On 1/14/2024 8:54 AM, Thomas Passin via Python-list wrote:
On 1/14/2024 7:48 AM, Sibylle Koczian via Python-list wrote:
Am 09.01.2024 um 12:36 schrieb Barry Scott via Python-list:


On 7 Jan 2024, at 15:09, Sibylle Koczian via Python-list <python-list@python.org> wrote:

Oh, and the two Windows and Python versions are on two different computers.

Will remove the "/env" from my shebang lines, even if I don't understand what's happening.

Thanks for the details.

Only thing I can think of is that "python" may be defaulting to mean python 2.
If you use "#!/usr/bin/env python3" it may work on both.

No, it doesn't. That's the form I started with. When it didn't work I thought "python3" might be too old, because Python 2 is dead for so long.

Did you creates a py.ini file to configure py.exe?

See if you have %userappdata%\py.ini on either windows 10 or windows 11.
If so what is its contents?

No to both.

I've tried with and without a py.ini and cannot duplicate what you see.


It really seems strange. Only thing I can think of - and I don't really believe in that idea: as far as I know in Windows 11 the handling of PATH has changed. My Python isn't on the path, perhaps that is it. A shebang line without "/env" doesn't check the path, right?

From what I've read recently, if you have a Python program that starts with a shebang line with any of four standard unix-like paths, then Python (not Windows) will look for a version of Python in standard locations - *NOT* in the shebang line locations:

I meant to write "the Python launcher", that is, the "py" program. Normal Python installs on Windows install the launcher and Windows will run it on ".py" files if no other program has been specified on the command line.

"To allow shebang lines in Python scripts to be portable between Unix and Windows, this launcher supports a number of ‘virtual’ commands to specify which interpreter to use. The supported virtual commands are:

/usr/bin/env
/usr/bin/python
/usr/local/bin/python
python
"

Also -
"The /usr/bin/env form of shebang line has one further special property.
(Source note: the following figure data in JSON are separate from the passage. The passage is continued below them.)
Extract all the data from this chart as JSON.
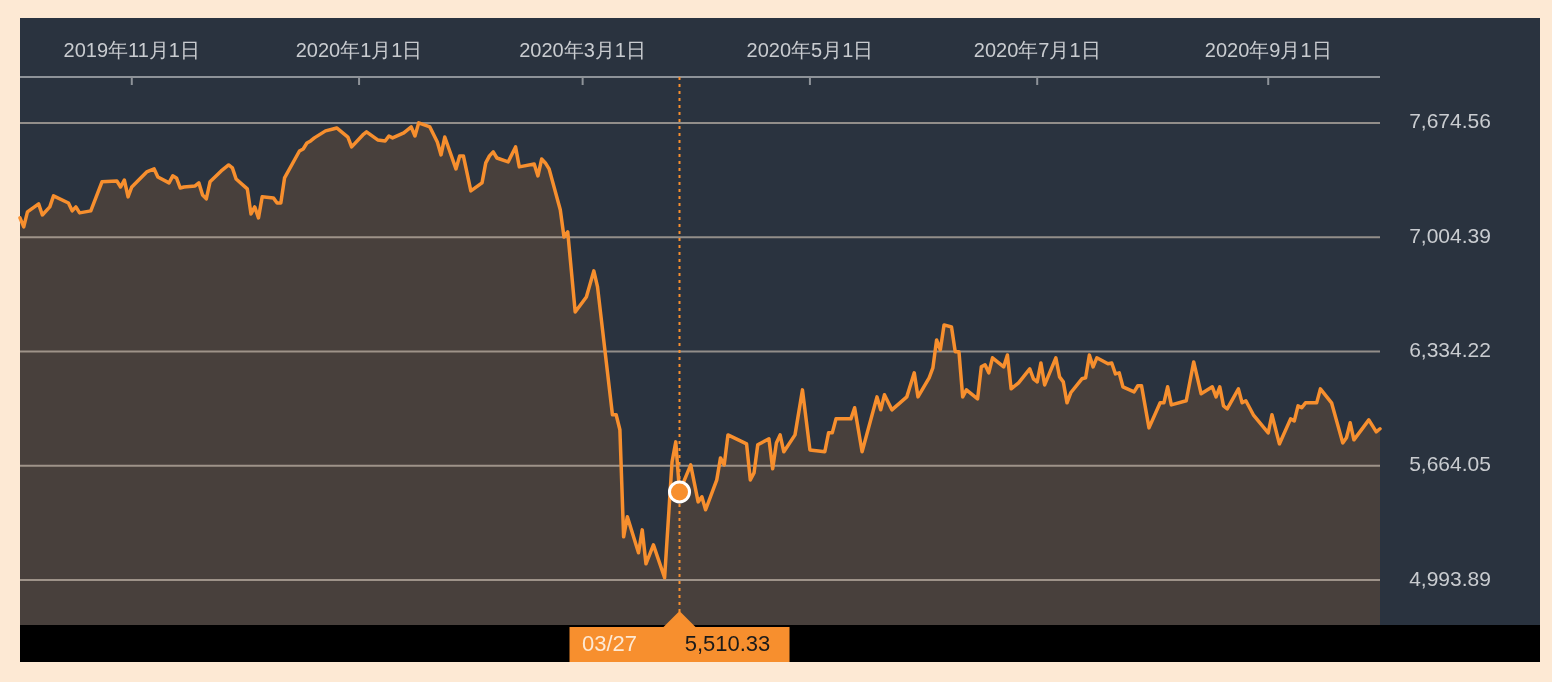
{
  "chart_data": {
    "type": "area",
    "grid": "y",
    "xlim": [
      "2019-10-02",
      "2020-10-01"
    ],
    "ylim": [
      4730,
      7944
    ],
    "xticks": [
      {
        "value": "2019-11-01",
        "label": "2019年11月1日"
      },
      {
        "value": "2020-01-01",
        "label": "2020年1月1日"
      },
      {
        "value": "2020-03-01",
        "label": "2020年3月1日"
      },
      {
        "value": "2020-05-01",
        "label": "2020年5月1日"
      },
      {
        "value": "2020-07-01",
        "label": "2020年7月1日"
      },
      {
        "value": "2020-09-01",
        "label": "2020年9月1日"
      }
    ],
    "yticks": [
      {
        "value": 4993.89,
        "label": "4,993.89"
      },
      {
        "value": 5664.05,
        "label": "5,664.05"
      },
      {
        "value": 6334.22,
        "label": "6,334.22"
      },
      {
        "value": 7004.39,
        "label": "7,004.39"
      },
      {
        "value": 7674.56,
        "label": "7,674.56"
      }
    ],
    "x": [
      "2019-10-02",
      "2019-10-03",
      "2019-10-04",
      "2019-10-07",
      "2019-10-08",
      "2019-10-10",
      "2019-10-11",
      "2019-10-15",
      "2019-10-16",
      "2019-10-17",
      "2019-10-18",
      "2019-10-21",
      "2019-10-24",
      "2019-10-28",
      "2019-10-29",
      "2019-10-30",
      "2019-10-31",
      "2019-11-01",
      "2019-11-05",
      "2019-11-07",
      "2019-11-08",
      "2019-11-11",
      "2019-11-12",
      "2019-11-13",
      "2019-11-14",
      "2019-11-15",
      "2019-11-18",
      "2019-11-19",
      "2019-11-20",
      "2019-11-21",
      "2019-11-22",
      "2019-11-25",
      "2019-11-27",
      "2019-11-28",
      "2019-11-29",
      "2019-12-02",
      "2019-12-03",
      "2019-12-04",
      "2019-12-05",
      "2019-12-06",
      "2019-12-09",
      "2019-12-10",
      "2019-12-11",
      "2019-12-12",
      "2019-12-16",
      "2019-12-17",
      "2019-12-18",
      "2019-12-19",
      "2019-12-20",
      "2019-12-23",
      "2019-12-25",
      "2019-12-26",
      "2019-12-29",
      "2019-12-30",
      "2020-01-02",
      "2020-01-03",
      "2020-01-06",
      "2020-01-08",
      "2020-01-09",
      "2020-01-10",
      "2020-01-13",
      "2020-01-15",
      "2020-01-16",
      "2020-01-17",
      "2020-01-20",
      "2020-01-22",
      "2020-01-23",
      "2020-01-24",
      "2020-01-27",
      "2020-01-28",
      "2020-01-29",
      "2020-01-31",
      "2020-02-03",
      "2020-02-04",
      "2020-02-05",
      "2020-02-06",
      "2020-02-07",
      "2020-02-10",
      "2020-02-12",
      "2020-02-13",
      "2020-02-17",
      "2020-02-18",
      "2020-02-19",
      "2020-02-20",
      "2020-02-21",
      "2020-02-24",
      "2020-02-25",
      "2020-02-26",
      "2020-02-28",
      "2020-03-02",
      "2020-03-04",
      "2020-03-05",
      "2020-03-09",
      "2020-03-10",
      "2020-03-11",
      "2020-03-12",
      "2020-03-13",
      "2020-03-16",
      "2020-03-17",
      "2020-03-18",
      "2020-03-20",
      "2020-03-23",
      "2020-03-25",
      "2020-03-26",
      "2020-03-27",
      "2020-03-30",
      "2020-04-01",
      "2020-04-02",
      "2020-04-03",
      "2020-04-06",
      "2020-04-07",
      "2020-04-08",
      "2020-04-09",
      "2020-04-14",
      "2020-04-15",
      "2020-04-16",
      "2020-04-17",
      "2020-04-20",
      "2020-04-21",
      "2020-04-22",
      "2020-04-23",
      "2020-04-24",
      "2020-04-27",
      "2020-04-29",
      "2020-05-01",
      "2020-05-05",
      "2020-05-06",
      "2020-05-07",
      "2020-05-08",
      "2020-05-12",
      "2020-05-13",
      "2020-05-15",
      "2020-05-19",
      "2020-05-20",
      "2020-05-21",
      "2020-05-23",
      "2020-05-27",
      "2020-05-29",
      "2020-05-30",
      "2020-06-02",
      "2020-06-03",
      "2020-06-04",
      "2020-06-05",
      "2020-06-06",
      "2020-06-08",
      "2020-06-09",
      "2020-06-10",
      "2020-06-11",
      "2020-06-12",
      "2020-06-15",
      "2020-06-16",
      "2020-06-17",
      "2020-06-18",
      "2020-06-19",
      "2020-06-22",
      "2020-06-23",
      "2020-06-24",
      "2020-06-26",
      "2020-06-29",
      "2020-06-30",
      "2020-07-01",
      "2020-07-02",
      "2020-07-03",
      "2020-07-06",
      "2020-07-07",
      "2020-07-08",
      "2020-07-09",
      "2020-07-10",
      "2020-07-13",
      "2020-07-14",
      "2020-07-15",
      "2020-07-16",
      "2020-07-17",
      "2020-07-20",
      "2020-07-21",
      "2020-07-22",
      "2020-07-23",
      "2020-07-24",
      "2020-07-27",
      "2020-07-28",
      "2020-07-29",
      "2020-07-31",
      "2020-08-03",
      "2020-08-04",
      "2020-08-05",
      "2020-08-06",
      "2020-08-10",
      "2020-08-12",
      "2020-08-14",
      "2020-08-17",
      "2020-08-18",
      "2020-08-19",
      "2020-08-20",
      "2020-08-21",
      "2020-08-24",
      "2020-08-25",
      "2020-08-26",
      "2020-08-28",
      "2020-09-01",
      "2020-09-02",
      "2020-09-04",
      "2020-09-07",
      "2020-09-08",
      "2020-09-09",
      "2020-09-10",
      "2020-09-11",
      "2020-09-14",
      "2020-09-15",
      "2020-09-18",
      "2020-09-21",
      "2020-09-22",
      "2020-09-23",
      "2020-09-24",
      "2020-09-28",
      "2020-09-30",
      "2020-10-01"
    ],
    "series": [
      {
        "color": "#f78f2e",
        "values": [
          7118,
          7065,
          7153,
          7200,
          7135,
          7182,
          7247,
          7205,
          7159,
          7182,
          7147,
          7159,
          7329,
          7334,
          7299,
          7340,
          7241,
          7299,
          7387,
          7405,
          7358,
          7323,
          7364,
          7352,
          7293,
          7299,
          7305,
          7323,
          7252,
          7229,
          7329,
          7393,
          7428,
          7411,
          7346,
          7288,
          7141,
          7182,
          7118,
          7241,
          7235,
          7205,
          7205,
          7352,
          7510,
          7522,
          7557,
          7569,
          7587,
          7628,
          7639,
          7645,
          7592,
          7534,
          7604,
          7622,
          7575,
          7569,
          7598,
          7587,
          7616,
          7651,
          7598,
          7675,
          7651,
          7563,
          7487,
          7592,
          7405,
          7481,
          7481,
          7276,
          7323,
          7440,
          7481,
          7505,
          7469,
          7446,
          7534,
          7417,
          7434,
          7364,
          7463,
          7440,
          7405,
          7165,
          7006,
          7036,
          6566,
          6654,
          6807,
          6713,
          5963,
          5963,
          5875,
          5247,
          5365,
          5154,
          5288,
          5089,
          5200,
          5007,
          5687,
          5804,
          5510.33,
          5669,
          5452,
          5482,
          5406,
          5581,
          5710,
          5669,
          5845,
          5792,
          5581,
          5622,
          5787,
          5822,
          5646,
          5798,
          5845,
          5746,
          5845,
          6109,
          5757,
          5746,
          5857,
          5857,
          5939,
          5939,
          6004,
          5746,
          6068,
          5992,
          6080,
          5992,
          6068,
          6209,
          6068,
          6180,
          6238,
          6402,
          6344,
          6490,
          6478,
          6332,
          6332,
          6068,
          6109,
          6056,
          6244,
          6256,
          6209,
          6297,
          6244,
          6314,
          6115,
          6150,
          6232,
          6174,
          6156,
          6267,
          6138,
          6297,
          6185,
          6156,
          6033,
          6092,
          6174,
          6180,
          6314,
          6244,
          6297,
          6262,
          6267,
          6203,
          6209,
          6127,
          6097,
          6133,
          6133,
          5886,
          6033,
          6033,
          6127,
          6021,
          6045,
          6273,
          6086,
          6127,
          6068,
          6127,
          6015,
          5998,
          6115,
          6033,
          6045,
          5963,
          5857,
          5963,
          5792,
          5939,
          5927,
          6015,
          6004,
          6033,
          6033,
          6115,
          6033,
          5798,
          5828,
          5916,
          5816,
          5933,
          5863,
          5881
        ]
      }
    ],
    "ref_lines": [
      {
        "axis": "x",
        "value": "2020-03-27",
        "label": "03/27",
        "color": "#f78f2e",
        "line_style": "dotted"
      }
    ],
    "annotations": [
      "5,510.33"
    ]
  }
}
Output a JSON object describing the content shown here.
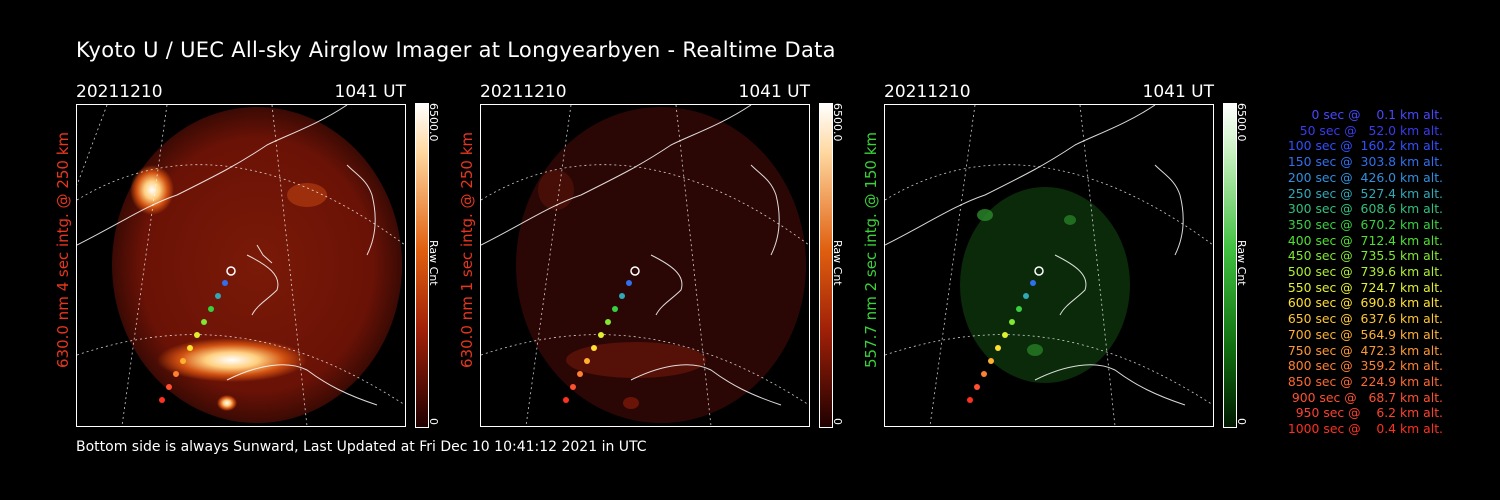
{
  "title": "Kyoto U / UEC All-sky Airglow Imager at Longyearbyen - Realtime Data",
  "footer": "Bottom side is always Sunward, Last Updated at Fri Dec 10 10:41:12 2021 in UTC",
  "panels": [
    {
      "date": "20211210",
      "time": "1041 UT",
      "ylabel": "630.0 nm 4 sec intg. @ 250 km",
      "ylabel_color": "#e8361e",
      "cbar_max": "6500.0",
      "cbar_min": "0",
      "cbar_unit": "Raw Cnt",
      "cbar_color": "#c84010"
    },
    {
      "date": "20211210",
      "time": "1041 UT",
      "ylabel": "630.0 nm 1 sec intg. @ 250 km",
      "ylabel_color": "#e8361e",
      "cbar_max": "6500.0",
      "cbar_min": "0",
      "cbar_unit": "Raw Cnt",
      "cbar_color": "#c84010"
    },
    {
      "date": "20211210",
      "time": "1041 UT",
      "ylabel": "557.7 nm 2 sec intg. @ 150 km",
      "ylabel_color": "#3ad13a",
      "cbar_max": "6500.0",
      "cbar_min": "0",
      "cbar_unit": "Raw Cnt",
      "cbar_color": "#30c030"
    }
  ],
  "legend": [
    {
      "text": "   0 sec @    0.1 km alt.",
      "color": "#4848ff"
    },
    {
      "text": "  50 sec @   52.0 km alt.",
      "color": "#3a3af0"
    },
    {
      "text": " 100 sec @  160.2 km alt.",
      "color": "#3050ff"
    },
    {
      "text": " 150 sec @  303.8 km alt.",
      "color": "#3070f0"
    },
    {
      "text": " 200 sec @  426.0 km alt.",
      "color": "#3090e0"
    },
    {
      "text": " 250 sec @  527.4 km alt.",
      "color": "#30a8b8"
    },
    {
      "text": " 300 sec @  608.6 km alt.",
      "color": "#30c080"
    },
    {
      "text": " 350 sec @  670.2 km alt.",
      "color": "#38d040"
    },
    {
      "text": " 400 sec @  712.4 km alt.",
      "color": "#50e030"
    },
    {
      "text": " 450 sec @  735.5 km alt.",
      "color": "#80e830"
    },
    {
      "text": " 500 sec @  739.6 km alt.",
      "color": "#b0f030"
    },
    {
      "text": " 550 sec @  724.7 km alt.",
      "color": "#e0f030"
    },
    {
      "text": " 600 sec @  690.8 km alt.",
      "color": "#ffe030"
    },
    {
      "text": " 650 sec @  637.6 km alt.",
      "color": "#ffc830"
    },
    {
      "text": " 700 sec @  564.9 km alt.",
      "color": "#ffb030"
    },
    {
      "text": " 750 sec @  472.3 km alt.",
      "color": "#ff9830"
    },
    {
      "text": " 800 sec @  359.2 km alt.",
      "color": "#ff8030"
    },
    {
      "text": " 850 sec @  224.9 km alt.",
      "color": "#ff6830"
    },
    {
      "text": " 900 sec @   68.7 km alt.",
      "color": "#ff5030"
    },
    {
      "text": " 950 sec @    6.2 km alt.",
      "color": "#ff4030"
    },
    {
      "text": "1000 sec @    0.4 km alt.",
      "color": "#ff3020"
    }
  ]
}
Before looking for installed Python interpreters, this form will search the executable PATH for a Python executable matching the name provided as the first argument. This corresponds to the behaviour of the Unix env program, which performs a PATH search. If an executable matching the first argument after the env command cannot be found, but the argument starts with python, it will be handled as described for the other virtual commands.
"

There are some other complications, too, depending on whether you specify bare "python" or some specific version. The form with "/usr/bin/env" is the closest to the unix behavior, in that it searches the PATH.  And you write that your intended version of Python is not on the path.

IOW, these shebang lines don't work the way you seem to think that they do.